The public issue, which ran from August 26 to 29, struck a chord with individual investors, with the retail quota subscribed nearly 47 times, far outpacing other segments. Non-institutional investors subscribed 10.63 times, while qualified institutional buyers remained relatively subdued at 1.07 times.

Anlon, a pharmaceutical company focused on high-purity APIs and intermediates, is one of the few Indian manufacturers of loxoprofen sodium dihydrate, an anti-inflammatory active ingredient approved for export in key regulated markets, including Japan, Brazil, and China.

Backed by a solid track record, the company has reported an 81% jump in revenue and a 112% surge in net profit over the last two financial years. The performance, coupled with the company’s role in India’s growing pharmaceutical manufacturing ecosystem, appears to have drawn investor confidence despite a cautious broader market tone.

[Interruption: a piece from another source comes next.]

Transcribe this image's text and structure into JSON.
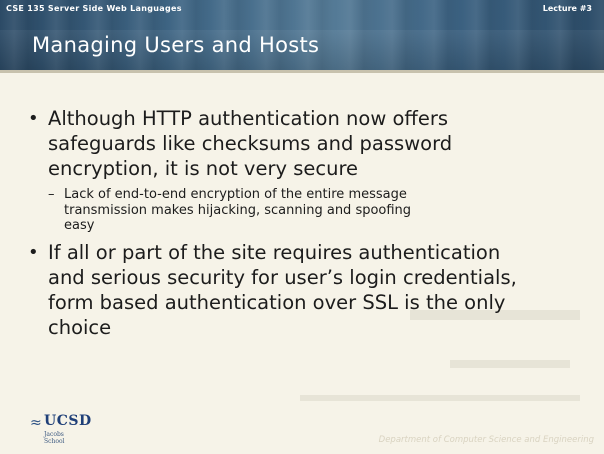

The company’s IPO is priced at ₹91 per share. As of the final bidding day, the stock was commanding a grey market premium of ₹2–₹5, suggesting a muted but positive listing sentiment, with estimated listing gains of up to 5.5%.

While the GMP remains modest, the strength of retail participation has positioned Anlon’s upcoming debut on investor watchlists. The basis of allotment is expected to be finalised on September 1, with listing slated for September 3 on both NSE and BSE.

Shares will be credited to successful applicants by September 2. The registrar for the issue is KFin Technologies.